Büyük Cami'den kalkan gemi, merhum Yahya Kemal'in ifadesindeki 'meçhule' değil, şahitliğini yüz binlerce peygamberin ve milyonlarca velinin yaptığı ebedi aleme, dosta ve huzura gidiyor.

Ama, 'Rıhtımda kalanlar bu seyahatten elemli, / Günlerce siyah ufka bakar gözler nemli'.

Dünyada sevilmiş ve seven nafile bekler; / Bilmez ki giden sevgililer dönmeyecekler' der Bayatlı.

Merhum Erdem Bayazıt da; 'Damla damla oluşuyor hayat / Ölüm kımıl kımıl / Duymak kolay / Anlatmak değil.' DEMİŞTİR. Nasıl anlatalım ki?

Arkadaşlıklar vardır okullarda / Bakarsın biri gelmez bir gün. / Ve artık hiç gelmeyecektir /

Simsiyah bir göge düşmüştür adeta / Bahçeye koridorlara sınıflara / Bir fısıltı dolaşır dudaklarda.' Demiştir.

Üstad Sezai Karakoç da, 'Anlatacaktım ölümlerini bir sonbahar eşliğinde / Bir kış güneşliğinde / Fakat baktım bu ölüm değil diriliştir / Tabiatı aşan bir diriliştir.' Demiştir.

Dünyada hangi makama ve servete sahip olursak olalım.

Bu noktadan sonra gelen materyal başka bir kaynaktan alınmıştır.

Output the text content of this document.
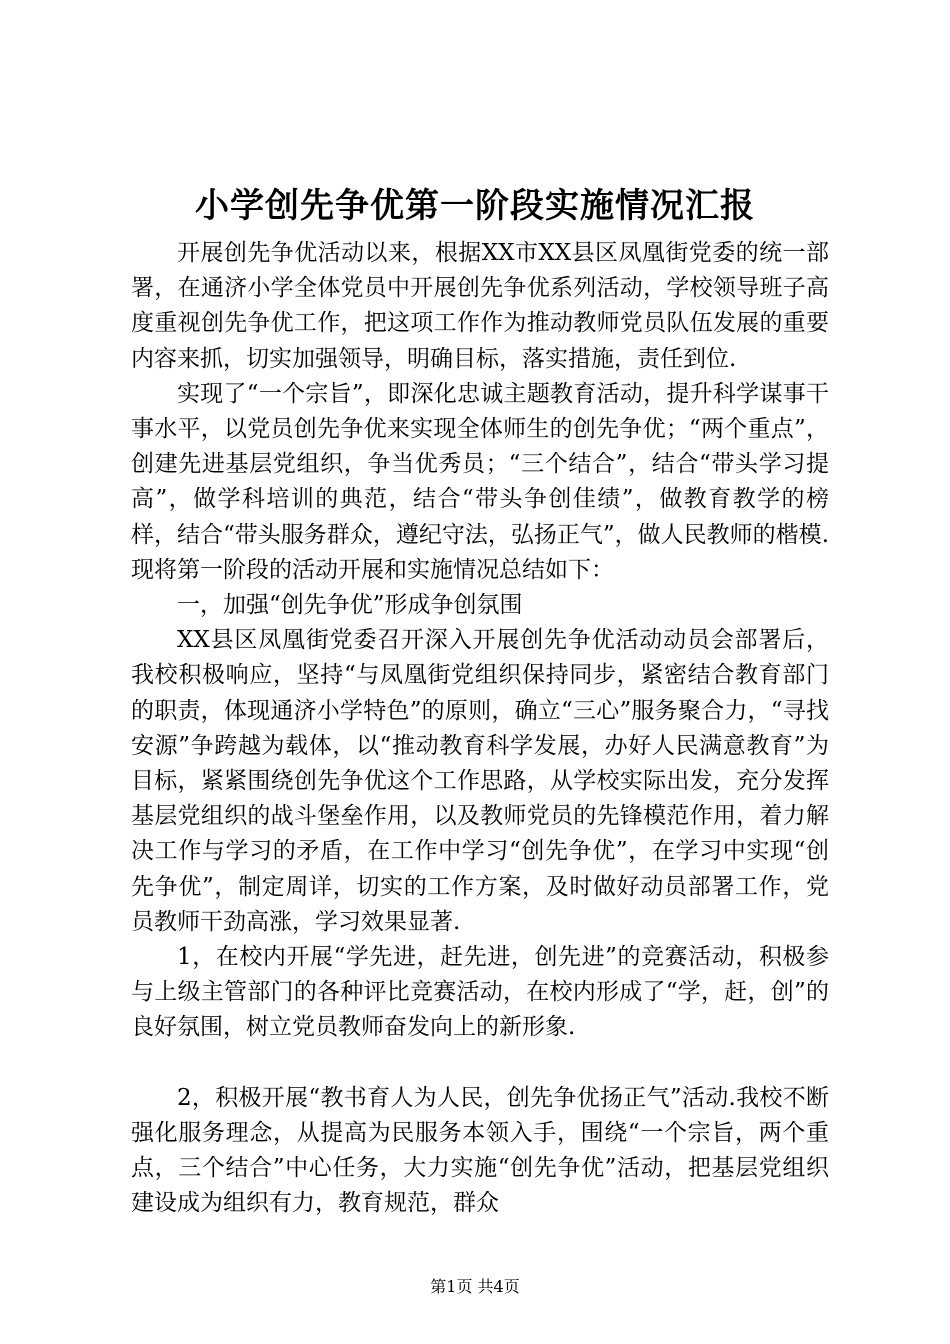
小学创先争优第一阶段实施情况汇报

开展创先争优活动以来，根据XX市XX县区凤凰街党委的统一部署，在通济小学全体党员中开展创先争优系列活动，学校领导班子高度重视创先争优工作，把这项工作作为推动教师党员队伍发展的重要内容来抓，切实加强领导，明确目标，落实措施，责任到位.

实现了“一个宗旨”，即深化忠诚主题教育活动，提升科学谋事干事水平，以党员创先争优来实现全体师生的创先争优；“两个重点”，创建先进基层党组织，争当优秀员；“三个结合”，结合“带头学习提高”，做学科培训的典范，结合“带头争创佳绩”，做教育教学的榜样，结合“带头服务群众，遵纪守法，弘扬正气”，做人民教师的楷模.现将第一阶段的活动开展和实施情况总结如下：

一，加强“创先争优”形成争创氛围

XX县区凤凰街党委召开深入开展创先争优活动动员会部署后，我校积极响应，坚持“与凤凰街党组织保持同步，紧密结合教育部门的职责，体现通济小学特色”的原则，确立“三心”服务聚合力，“寻找安源”争跨越为载体，以“推动教育科学发展，办好人民满意教育”为目标，紧紧围绕创先争优这个工作思路，从学校实际出发，充分发挥基层党组织的战斗堡垒作用，以及教师党员的先锋模范作用，着力解决工作与学习的矛盾，在工作中学习“创先争优”，在学习中实现“创先争优”，制定周详，切实的工作方案，及时做好动员部署工作，党员教师干劲高涨，学习效果显著.

1，在校内开展“学先进，赶先进，创先进”的竞赛活动，积极参与上级主管部门的各种评比竞赛活动，在校内形成了“学，赶，创”的良好氛围，树立党员教师奋发向上的新形象.

2，积极开展“教书育人为人民，创先争优扬正气”活动.我校不断强化服务理念，从提高为民服务本领入手，围绕“一个宗旨，两个重点，三个结合”中心任务，大力实施“创先争优”活动，把基层党组织建设成为组织有力，教育规范，群众

第1页 共4页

Üstad Necip Fazıl'ın ifadesiyle;

' Yağız atlı süvari, koştur atını, koştur! / Sonunda kabre çıkar bu yolun kıvrımları.'

Dıranas da, 'Uzaktadır her şey, hep… yalnız ölüm, / Her yerde, her an yakınımız, ölüm.' Demiştir.

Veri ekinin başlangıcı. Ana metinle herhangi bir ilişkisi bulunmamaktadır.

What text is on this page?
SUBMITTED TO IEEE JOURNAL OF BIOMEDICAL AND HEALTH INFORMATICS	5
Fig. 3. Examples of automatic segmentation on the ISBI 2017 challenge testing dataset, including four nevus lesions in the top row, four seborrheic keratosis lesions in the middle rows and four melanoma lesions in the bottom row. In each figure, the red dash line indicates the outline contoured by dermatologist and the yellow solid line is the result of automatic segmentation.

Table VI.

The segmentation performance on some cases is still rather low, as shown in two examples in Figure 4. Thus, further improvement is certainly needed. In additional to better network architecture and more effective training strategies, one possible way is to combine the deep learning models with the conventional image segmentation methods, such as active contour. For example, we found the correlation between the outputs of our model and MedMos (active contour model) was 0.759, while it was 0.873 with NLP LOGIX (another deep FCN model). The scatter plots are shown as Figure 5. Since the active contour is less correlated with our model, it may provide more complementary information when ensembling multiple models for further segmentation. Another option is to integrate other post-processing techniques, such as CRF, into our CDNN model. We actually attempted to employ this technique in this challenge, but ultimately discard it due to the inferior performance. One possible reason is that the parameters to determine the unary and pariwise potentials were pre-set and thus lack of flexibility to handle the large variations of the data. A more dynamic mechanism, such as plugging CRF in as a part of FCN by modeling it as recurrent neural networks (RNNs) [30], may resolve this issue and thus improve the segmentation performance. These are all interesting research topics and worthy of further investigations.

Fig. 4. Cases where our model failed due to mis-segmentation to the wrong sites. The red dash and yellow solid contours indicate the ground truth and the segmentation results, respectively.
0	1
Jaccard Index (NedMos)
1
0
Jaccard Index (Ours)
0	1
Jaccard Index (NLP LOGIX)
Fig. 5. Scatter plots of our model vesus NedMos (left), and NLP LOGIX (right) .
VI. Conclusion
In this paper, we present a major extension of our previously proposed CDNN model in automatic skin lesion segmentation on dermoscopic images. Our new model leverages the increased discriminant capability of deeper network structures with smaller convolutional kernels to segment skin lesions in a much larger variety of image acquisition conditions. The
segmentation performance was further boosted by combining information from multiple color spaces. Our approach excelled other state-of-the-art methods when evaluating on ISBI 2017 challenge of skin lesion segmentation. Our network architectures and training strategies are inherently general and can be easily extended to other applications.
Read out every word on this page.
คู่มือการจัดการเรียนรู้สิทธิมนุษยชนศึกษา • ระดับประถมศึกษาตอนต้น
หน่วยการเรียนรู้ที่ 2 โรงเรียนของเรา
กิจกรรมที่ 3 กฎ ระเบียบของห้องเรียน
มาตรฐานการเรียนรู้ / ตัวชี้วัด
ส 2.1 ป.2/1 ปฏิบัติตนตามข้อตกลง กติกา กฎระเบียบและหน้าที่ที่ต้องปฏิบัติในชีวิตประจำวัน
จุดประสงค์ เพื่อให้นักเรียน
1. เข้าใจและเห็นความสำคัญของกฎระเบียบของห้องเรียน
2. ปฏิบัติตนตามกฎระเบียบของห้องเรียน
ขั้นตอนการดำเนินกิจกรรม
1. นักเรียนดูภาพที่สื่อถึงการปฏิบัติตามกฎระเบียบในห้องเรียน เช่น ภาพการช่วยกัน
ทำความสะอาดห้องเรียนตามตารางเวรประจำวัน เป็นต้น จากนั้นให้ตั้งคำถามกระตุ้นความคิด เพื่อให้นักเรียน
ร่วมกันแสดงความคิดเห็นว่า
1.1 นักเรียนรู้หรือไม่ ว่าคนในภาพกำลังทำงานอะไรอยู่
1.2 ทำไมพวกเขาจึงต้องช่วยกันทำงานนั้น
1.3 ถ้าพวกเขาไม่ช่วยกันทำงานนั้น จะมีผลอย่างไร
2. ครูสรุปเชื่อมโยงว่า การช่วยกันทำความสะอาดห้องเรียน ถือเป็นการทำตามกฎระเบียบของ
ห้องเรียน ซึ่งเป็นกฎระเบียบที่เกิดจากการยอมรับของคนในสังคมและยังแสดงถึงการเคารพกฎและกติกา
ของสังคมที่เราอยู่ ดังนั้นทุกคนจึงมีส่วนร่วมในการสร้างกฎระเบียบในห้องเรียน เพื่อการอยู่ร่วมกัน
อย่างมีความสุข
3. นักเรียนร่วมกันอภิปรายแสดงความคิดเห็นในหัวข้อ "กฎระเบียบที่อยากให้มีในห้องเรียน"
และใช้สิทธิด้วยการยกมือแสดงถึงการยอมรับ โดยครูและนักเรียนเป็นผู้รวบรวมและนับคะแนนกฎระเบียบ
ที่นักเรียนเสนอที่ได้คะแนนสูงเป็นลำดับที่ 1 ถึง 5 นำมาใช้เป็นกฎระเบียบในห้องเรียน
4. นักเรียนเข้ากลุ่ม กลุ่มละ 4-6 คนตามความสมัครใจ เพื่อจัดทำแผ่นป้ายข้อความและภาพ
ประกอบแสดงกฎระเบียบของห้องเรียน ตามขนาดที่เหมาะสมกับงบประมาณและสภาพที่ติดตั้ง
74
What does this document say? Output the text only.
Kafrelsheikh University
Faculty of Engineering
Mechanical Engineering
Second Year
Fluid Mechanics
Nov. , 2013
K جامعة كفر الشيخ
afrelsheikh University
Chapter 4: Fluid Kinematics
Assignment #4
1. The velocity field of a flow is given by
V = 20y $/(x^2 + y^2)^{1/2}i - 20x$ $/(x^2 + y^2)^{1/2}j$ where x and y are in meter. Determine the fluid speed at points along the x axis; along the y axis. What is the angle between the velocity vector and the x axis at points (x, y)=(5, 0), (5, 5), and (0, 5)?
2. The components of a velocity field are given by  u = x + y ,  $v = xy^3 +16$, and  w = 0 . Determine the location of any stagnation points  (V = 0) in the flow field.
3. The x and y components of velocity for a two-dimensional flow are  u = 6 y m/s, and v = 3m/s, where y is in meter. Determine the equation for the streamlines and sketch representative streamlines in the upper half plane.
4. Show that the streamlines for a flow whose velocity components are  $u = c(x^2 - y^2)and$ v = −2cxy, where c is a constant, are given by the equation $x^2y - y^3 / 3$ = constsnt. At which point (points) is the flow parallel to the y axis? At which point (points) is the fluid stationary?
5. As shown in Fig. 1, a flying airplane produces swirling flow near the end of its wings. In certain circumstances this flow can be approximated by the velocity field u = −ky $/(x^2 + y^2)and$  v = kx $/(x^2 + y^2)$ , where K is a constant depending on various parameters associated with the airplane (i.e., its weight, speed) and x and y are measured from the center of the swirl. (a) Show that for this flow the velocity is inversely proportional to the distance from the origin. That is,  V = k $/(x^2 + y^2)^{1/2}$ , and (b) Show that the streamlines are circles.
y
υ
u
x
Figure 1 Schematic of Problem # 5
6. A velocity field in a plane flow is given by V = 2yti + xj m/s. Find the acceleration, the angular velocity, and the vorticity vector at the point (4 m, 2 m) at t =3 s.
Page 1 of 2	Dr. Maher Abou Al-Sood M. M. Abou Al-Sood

Neylersin ölüm herkesin başında, / Uyudun uyanamadın olacak,. Kim bilir nerde, nasıl, kaç yaşında / Bir namazlık saltanatın olacak / Taht misali o musalla taşında' diyen Tarancı da kendisine biçtiği ömrü yaşayamamıştır.

Çünkü, ' dirilten ve öldüren Allah'tır.' Yazımızı merhum Yahya Kemal'in, 'Fani ömür biter, bir uzun sonbahar olur, / Yaprak, çiçek ve kuş dağılır, tarumar olur' dizeleriyle bitirirken sizleri, son görüştüğümüz odanızdaki duruşunuzla ve çocuklarınızı da bir deprem sonrası anne ve babalarını kaybetmiş çocuklar gibi Büyük Cami'nin avlusunda ağlayışlarıyla hep hatırlayacağım. Bu yazıyı okuyan her okuyucumdan bir fatiha temennisiyle selam ve dua diyoruz…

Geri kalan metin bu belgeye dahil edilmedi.